Ей открыла мать. Она стояла в слабо освещенном проеме, всматривалась и, кажется, не узнавала свою дочь. Неужели Дороти так изменилась? Лицо матери было настороженным. Складки возле рта – признак вечного недовольства – исчезли, зато прибавилось морщин на лице. Мать выглядела усталой и заметно постаревшей. В ее облике чувствовалось одиночество.
– Здравствуй, мама.
– Ты приехала? – выдохнула мать Дороти, прижимая к груди морщинистую руку.
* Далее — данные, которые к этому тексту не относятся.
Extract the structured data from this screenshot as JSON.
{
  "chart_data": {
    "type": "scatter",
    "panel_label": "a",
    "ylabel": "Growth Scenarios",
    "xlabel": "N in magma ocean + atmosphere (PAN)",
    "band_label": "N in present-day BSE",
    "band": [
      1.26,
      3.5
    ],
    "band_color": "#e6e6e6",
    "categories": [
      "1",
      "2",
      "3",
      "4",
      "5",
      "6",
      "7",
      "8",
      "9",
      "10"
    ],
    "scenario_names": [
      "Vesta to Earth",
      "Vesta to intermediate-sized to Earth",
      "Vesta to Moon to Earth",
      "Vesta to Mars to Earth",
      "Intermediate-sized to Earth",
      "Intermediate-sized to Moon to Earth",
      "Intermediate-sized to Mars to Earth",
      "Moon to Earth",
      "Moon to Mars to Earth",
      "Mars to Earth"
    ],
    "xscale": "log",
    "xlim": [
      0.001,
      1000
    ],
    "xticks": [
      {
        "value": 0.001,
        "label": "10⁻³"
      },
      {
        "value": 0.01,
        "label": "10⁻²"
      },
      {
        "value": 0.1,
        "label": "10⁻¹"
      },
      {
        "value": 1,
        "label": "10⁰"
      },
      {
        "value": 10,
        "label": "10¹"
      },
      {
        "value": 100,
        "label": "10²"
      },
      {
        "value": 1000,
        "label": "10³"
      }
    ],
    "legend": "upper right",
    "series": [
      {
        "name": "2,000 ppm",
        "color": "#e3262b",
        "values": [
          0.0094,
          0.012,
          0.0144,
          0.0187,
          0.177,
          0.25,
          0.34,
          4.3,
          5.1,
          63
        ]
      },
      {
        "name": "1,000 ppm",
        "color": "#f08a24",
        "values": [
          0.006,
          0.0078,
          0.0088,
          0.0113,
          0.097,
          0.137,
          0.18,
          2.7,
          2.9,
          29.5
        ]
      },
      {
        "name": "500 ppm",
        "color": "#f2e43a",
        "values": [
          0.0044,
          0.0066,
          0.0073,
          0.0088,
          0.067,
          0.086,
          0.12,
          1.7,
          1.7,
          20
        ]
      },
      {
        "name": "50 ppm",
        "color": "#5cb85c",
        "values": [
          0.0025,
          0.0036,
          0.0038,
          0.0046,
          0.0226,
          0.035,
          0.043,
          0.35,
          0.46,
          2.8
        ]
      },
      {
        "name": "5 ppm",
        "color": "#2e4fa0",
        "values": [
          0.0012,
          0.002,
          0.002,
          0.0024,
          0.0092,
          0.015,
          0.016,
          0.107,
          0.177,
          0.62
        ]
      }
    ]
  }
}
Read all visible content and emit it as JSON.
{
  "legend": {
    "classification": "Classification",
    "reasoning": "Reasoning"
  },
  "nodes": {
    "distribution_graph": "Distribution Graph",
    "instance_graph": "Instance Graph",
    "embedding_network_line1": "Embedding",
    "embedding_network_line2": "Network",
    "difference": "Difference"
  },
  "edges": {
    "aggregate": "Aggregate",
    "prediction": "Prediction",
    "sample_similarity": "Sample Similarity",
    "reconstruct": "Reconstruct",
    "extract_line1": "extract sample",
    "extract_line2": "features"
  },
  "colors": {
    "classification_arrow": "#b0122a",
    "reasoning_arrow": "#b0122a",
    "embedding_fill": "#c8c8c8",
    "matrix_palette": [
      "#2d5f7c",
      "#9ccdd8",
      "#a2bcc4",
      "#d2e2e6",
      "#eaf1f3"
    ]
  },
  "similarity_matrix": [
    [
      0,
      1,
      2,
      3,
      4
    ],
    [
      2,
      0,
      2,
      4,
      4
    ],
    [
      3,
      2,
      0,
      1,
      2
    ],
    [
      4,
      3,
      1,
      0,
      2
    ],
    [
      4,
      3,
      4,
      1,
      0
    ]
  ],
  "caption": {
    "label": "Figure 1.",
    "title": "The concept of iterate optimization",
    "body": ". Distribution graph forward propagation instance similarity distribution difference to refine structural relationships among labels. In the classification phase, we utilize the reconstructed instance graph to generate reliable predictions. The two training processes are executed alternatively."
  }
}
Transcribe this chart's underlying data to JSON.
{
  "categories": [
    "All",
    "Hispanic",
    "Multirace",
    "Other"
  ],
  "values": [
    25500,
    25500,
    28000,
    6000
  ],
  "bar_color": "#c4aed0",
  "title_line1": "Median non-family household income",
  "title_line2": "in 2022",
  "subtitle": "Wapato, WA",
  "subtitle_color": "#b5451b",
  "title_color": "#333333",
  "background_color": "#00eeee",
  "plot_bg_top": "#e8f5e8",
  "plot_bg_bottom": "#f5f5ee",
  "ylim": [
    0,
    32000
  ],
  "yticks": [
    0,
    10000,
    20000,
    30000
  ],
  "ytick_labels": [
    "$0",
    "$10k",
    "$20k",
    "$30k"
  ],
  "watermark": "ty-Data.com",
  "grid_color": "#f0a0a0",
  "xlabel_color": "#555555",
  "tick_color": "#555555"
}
Она посмотрела на малыша, который сейчас мяукал, как котенок, но становился все беспокойнее. Его недовольство тоже нарастало.
Дороти знала: очень скоро мяуканье сменится пронзительными криками. Джон требовал молока. Немедленно. Их путешествие закончилось. Он вполне прилично себя вел и потому вправе рассчитывать на полный рожок.
– Это твой внук Джон. Мама, я тебе писала, что мы вернемся домой. Вот мы и вернулись.
Мать Дороти протянула руки к малышу. Дороти охотно передала ей ребенка и опустила на крыльцо весь остальной багаж. С пустыми руками она почувствовала себя легкой и невесомой. После стольких часов нагрузки она вдруг ощутила странную и даже болезненную пустоту.
– Все это было как-то неожиданно, – начала Дороти. – Но отец Джона – прекрасный человек. Это я тебе вполне серьезно говорю. Летает на «харрикейне». Он командир эскадрильи, как Дуглас Бадер. Только не англичанин, а поляк. Его сильно ранили в руку, но он сумел посадить самолет. Смелый и очень достойный человек… Я тебе писала, что меня… в общем, попросили освободить дом… – Дороти умолкла, устыдившись свой бессвязной болтовни.
Мать даже не слушала ее, качая и успокаивая малыша.
– Дом уже не тот, каким ты его помнишь, – медленно произнесла она. – Надеюсь, ты вернулась по-настоящему? Слуг у меня больше нет. Оплачивать их я больше не в силах. В твоей комнате – все как было до твоего отъезда. Разве что пыли добавилось. Но с этим ты справишься.
Казалось, мать Дороти только сейчас сообразила, что они разговаривают через порог.
– Боже мой, что мы здесь стоим и морозим ребенка? Потом поговорим!
– Мама…
– Дорогая, ты очень устала. Я недавно затопила камин. Чай еще горячий. Было у меня предчувствие, что ты сегодня приедешь… Точно, было. Входи. Дверь у нас все так же туго закрывается… Знаешь, Дороти, давай не будем вспоминать прошлое. Входи же. Матери и дочери негоже разговаривать через порог.
Дороти вошла в родной дом, и мать плотно закрыла входную дверь.